Мы оба оглянулись и посмотрели друг другу в лицо. Точнее я глядел на морду. Неважно, момент напряженный. Мистер Вульф улыбнулся, не знаю, что было на моем лице, но я попытался ответить.
Он давно меня ждал, хоть и был всегда рядом. Темнота сгущается к центру, и едва она заполнит все целиком, прежний мир перестанет существовать и начнется новый.
Только страница перевернутый лист
Лишь заискриться все так же не чист
Новая сфера большой карнавал
Чистая вера и черный портал
– Привет! – крикнул парень с балкона, размахивая собакой. – Мистер Вульф очень рад тебя видеть и я тоже.
Передо мной раскинулась нелепая картина, будто художник эпохи романтизма увековечил улочку старых домов и тут самым непристойным образом вылезли эти двое. От их выразительно улыбчивых лиц мне становилось дурно, я окончательно потерял нить времени места и бытия, но все же счастье внутри играло безмерно. Прочь все пространства, измерения, да и все кругом, до чего нет дела душе. Я с вами друзья мои, навеки и не открещусь от вас ни когда.
–Боб, спускай этого лохматого ко мне, живо! Задушить бы вас обоих, засранцы вы эдакие, – улыбка так и распирала мое лицо, и даже на тот жалкий миг пока они скроются в доме, спускаясь по лестнице мне тяжко было оставить их.
Померкло небо над луной
Сгорает блеклая лампада
На смену шаг и мир другой
Начнется новая баллада
Прошло ужасное количество времени, а мы будто и не расставались. Так кто же это все придумал? Если приглядеться мир держится почти что на черепахе с большими слонами, а поверх них летает маленькая муха с миллионами глаз и дергает нас за веревочки. Баланс наш зыбок до крайности, основанной на случае, которого и вовсе могло не произойти, если бы у истории был конец. Моя память наполнилась событиями, вспышки моментов все чаще мелькали в мозгу, и каждая вспышка заставляла задуматься. Вернее думал я уже после, а тогда мне просто казалось, что все это выдумка, параллельный мир, придуманный и забытый, что бы вспомнить в самый неподходящий момент. Словно все было не со мной, будто я никогда не бродил по барам в надежде стать музыкантом, будто ни когда не был в размалеванном мною же доме. Вот и теперь я не верю глазам, а друзья мои рядом.
– Извините, конечно, может, вы назовете меня болваном, но… – не окончив мысли, я осекся.
– Ну, раз хочется – ты болван, – сказал Боб, напротив, не промедлив ни на секунду.

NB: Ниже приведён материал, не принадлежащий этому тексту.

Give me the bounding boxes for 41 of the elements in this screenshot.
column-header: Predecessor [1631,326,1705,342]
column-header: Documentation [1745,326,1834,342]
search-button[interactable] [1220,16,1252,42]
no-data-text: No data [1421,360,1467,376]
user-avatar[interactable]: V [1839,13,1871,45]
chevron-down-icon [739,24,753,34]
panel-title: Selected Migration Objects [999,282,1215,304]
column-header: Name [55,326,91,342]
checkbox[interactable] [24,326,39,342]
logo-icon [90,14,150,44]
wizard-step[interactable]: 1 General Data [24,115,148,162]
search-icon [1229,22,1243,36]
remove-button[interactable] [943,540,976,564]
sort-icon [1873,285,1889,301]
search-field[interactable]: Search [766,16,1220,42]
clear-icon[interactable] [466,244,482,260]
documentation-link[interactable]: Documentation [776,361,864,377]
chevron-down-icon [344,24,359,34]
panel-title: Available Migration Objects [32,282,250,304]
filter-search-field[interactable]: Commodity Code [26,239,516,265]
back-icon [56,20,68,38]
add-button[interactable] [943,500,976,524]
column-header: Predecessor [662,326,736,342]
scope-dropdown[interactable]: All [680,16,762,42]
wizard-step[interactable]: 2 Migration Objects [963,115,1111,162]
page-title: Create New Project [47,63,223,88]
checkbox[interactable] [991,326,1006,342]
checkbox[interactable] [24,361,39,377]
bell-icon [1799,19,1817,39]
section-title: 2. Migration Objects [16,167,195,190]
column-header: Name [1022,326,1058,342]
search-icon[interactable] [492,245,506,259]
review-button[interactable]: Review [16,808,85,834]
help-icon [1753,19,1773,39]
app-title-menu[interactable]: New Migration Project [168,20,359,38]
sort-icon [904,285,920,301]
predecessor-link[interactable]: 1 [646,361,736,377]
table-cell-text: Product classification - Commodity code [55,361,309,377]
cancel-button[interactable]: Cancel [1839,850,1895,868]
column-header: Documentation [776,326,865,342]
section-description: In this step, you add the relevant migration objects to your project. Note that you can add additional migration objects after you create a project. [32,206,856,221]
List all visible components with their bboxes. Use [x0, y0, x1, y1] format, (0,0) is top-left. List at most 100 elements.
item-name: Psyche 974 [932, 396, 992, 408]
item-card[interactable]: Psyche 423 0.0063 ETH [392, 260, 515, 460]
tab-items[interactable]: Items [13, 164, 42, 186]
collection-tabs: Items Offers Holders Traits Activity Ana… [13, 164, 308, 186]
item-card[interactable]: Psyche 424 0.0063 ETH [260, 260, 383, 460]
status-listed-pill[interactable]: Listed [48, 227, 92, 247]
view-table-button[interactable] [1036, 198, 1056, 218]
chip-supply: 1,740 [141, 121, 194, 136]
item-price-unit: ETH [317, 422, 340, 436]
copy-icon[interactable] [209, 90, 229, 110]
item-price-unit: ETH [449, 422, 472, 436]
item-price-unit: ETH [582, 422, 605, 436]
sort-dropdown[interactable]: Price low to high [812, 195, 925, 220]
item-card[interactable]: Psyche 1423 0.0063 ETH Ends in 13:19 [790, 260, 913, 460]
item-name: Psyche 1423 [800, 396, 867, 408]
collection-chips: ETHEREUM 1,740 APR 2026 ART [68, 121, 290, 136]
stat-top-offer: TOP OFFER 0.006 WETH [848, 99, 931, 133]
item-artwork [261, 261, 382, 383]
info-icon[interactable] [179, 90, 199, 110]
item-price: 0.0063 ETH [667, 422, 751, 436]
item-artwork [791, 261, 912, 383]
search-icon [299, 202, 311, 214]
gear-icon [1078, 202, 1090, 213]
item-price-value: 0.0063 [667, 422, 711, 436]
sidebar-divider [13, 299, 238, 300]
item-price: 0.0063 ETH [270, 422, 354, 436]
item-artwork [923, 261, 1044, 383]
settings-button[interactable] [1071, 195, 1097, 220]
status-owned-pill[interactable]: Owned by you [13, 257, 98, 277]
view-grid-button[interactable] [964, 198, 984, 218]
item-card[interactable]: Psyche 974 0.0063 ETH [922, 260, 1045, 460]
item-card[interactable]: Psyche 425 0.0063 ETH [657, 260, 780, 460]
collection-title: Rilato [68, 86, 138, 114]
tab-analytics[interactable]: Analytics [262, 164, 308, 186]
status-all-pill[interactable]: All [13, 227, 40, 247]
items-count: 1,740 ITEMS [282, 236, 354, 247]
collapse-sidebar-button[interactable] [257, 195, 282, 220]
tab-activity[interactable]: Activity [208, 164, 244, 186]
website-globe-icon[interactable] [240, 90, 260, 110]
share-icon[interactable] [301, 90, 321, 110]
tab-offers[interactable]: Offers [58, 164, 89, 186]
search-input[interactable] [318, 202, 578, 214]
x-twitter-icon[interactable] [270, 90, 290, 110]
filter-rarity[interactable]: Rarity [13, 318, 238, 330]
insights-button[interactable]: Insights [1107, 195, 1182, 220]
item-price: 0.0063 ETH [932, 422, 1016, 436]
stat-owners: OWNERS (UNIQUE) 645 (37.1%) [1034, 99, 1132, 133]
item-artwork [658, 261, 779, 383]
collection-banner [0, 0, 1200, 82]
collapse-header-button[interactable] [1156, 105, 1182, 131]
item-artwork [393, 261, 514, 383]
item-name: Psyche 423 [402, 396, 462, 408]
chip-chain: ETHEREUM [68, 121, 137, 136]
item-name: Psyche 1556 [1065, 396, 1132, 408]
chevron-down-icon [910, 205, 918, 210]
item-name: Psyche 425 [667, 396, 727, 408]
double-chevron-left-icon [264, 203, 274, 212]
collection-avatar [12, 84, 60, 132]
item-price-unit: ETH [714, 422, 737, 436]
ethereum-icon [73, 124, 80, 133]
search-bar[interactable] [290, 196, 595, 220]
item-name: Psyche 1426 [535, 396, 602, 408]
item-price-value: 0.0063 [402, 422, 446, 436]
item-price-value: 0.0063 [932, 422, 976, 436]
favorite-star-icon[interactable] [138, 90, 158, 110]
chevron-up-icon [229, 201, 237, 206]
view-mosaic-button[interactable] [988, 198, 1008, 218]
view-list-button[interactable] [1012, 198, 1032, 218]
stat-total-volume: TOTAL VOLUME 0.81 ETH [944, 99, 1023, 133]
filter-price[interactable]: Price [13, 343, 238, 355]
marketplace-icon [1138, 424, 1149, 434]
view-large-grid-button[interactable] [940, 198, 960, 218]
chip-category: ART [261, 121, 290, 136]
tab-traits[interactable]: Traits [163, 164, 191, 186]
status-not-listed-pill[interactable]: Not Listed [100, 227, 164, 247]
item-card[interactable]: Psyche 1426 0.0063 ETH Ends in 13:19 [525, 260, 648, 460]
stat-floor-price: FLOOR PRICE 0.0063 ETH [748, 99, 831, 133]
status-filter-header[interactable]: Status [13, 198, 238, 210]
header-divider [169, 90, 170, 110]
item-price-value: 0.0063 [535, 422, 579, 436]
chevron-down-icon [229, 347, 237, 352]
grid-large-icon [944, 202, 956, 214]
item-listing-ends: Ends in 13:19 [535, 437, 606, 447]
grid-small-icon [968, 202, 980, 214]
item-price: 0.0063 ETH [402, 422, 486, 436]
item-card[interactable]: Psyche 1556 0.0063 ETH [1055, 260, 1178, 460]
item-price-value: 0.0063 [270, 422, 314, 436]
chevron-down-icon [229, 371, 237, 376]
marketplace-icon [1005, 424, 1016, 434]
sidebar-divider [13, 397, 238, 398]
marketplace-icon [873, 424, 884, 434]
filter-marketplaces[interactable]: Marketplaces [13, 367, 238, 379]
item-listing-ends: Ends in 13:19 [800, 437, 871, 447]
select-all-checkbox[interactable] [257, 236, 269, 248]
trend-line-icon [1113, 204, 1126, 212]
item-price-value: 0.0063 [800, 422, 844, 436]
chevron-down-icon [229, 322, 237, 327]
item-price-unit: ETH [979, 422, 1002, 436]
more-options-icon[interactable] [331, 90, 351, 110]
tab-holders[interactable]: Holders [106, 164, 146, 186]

– Ладно, давай после, – продолжил, наконец, я. Тем временем мы уже шли по аллее неизвестно откуда возникшей.
– Нет уж говори, я, знаешь ли, с некоторых пор ждать не люблю, – побуждал Боб переходя мне дорогу и замедляя шаг.
– Да ну, вздор какой, – сказал я и попытался тут же обойти Боба
– Вздор говоришь, ну ладно, как отыщешь в своей башке что дельное, сообщи, – Боб улыбнулся и посмотрел на мистера Вульфа, а тот ответил своим коронным умиляющим взглядом.
– Я живой? – вдруг я решился и задал вопрос. Вопрос, который был почти утерян в моей голове, едва ли благополучно не забыт.
–Что значит живой? – переспросил Боб, лицо его стало суровым, а вот улыбка, нахально еще зияла на губах.
– Тогда просто скажи, где мы? – слегка ослабив напор, продолжал я.
–Ты не умер если хочешь знать, доказать тебе я этого не могу, но поверь, будь иначе, мне бы этого и не потребовалось. Знай, что ты существуешь, и неважно где, просто ты есть, – Боб наверное не закончил, сделал паузу и тут заговорил снова я.
–Я помню, как мы в последний раз попрощались, помню, что на кого-то был зол, а ощущение такое будто бы на себя.
– Сейчас-то не все ли равно?
– Мне что– то осталось сделать, не припомнишь чего? – вопросом ответил я.
–Нет, этого я уже помнить не в силах. Откуда мне знать, что там в твоей голове, – Боб пытался закончить, он поглядывал на мистера Вульфа, на деревья и фонари, стараясь вовсе не думать.
– Пойдем чаю, что ли попьем. А ведь и правда, какая мне разница, – я снова заулыбался и тоже не о чем не думал, может мистер Вульф в тот момент взял на себя этот груз, за нас обоих.
Раздольные парки с газонной травой растилась вдоль города, да так что иных и не видно было конца, горизонт размывала серая дымка облаков и тумана. Как раз именно такой парк мы пересекали в поисках местечка, где можно будет угоститься чаем. Глядя на зеленую траву под ногами я и не заметил как Боб и мистер Вульф устремили взгляды вдаль, пытаясь вдалеке рассмотреть нечто и от того ускоряли шаг. Следом за ними побежал и я, они уже достаточно оторвались, и мне пришлось трусить за ними вдогонку. Они остановились, после чего поравнявшись с ними, я тоже это увидел – там вдалеке сидели люди.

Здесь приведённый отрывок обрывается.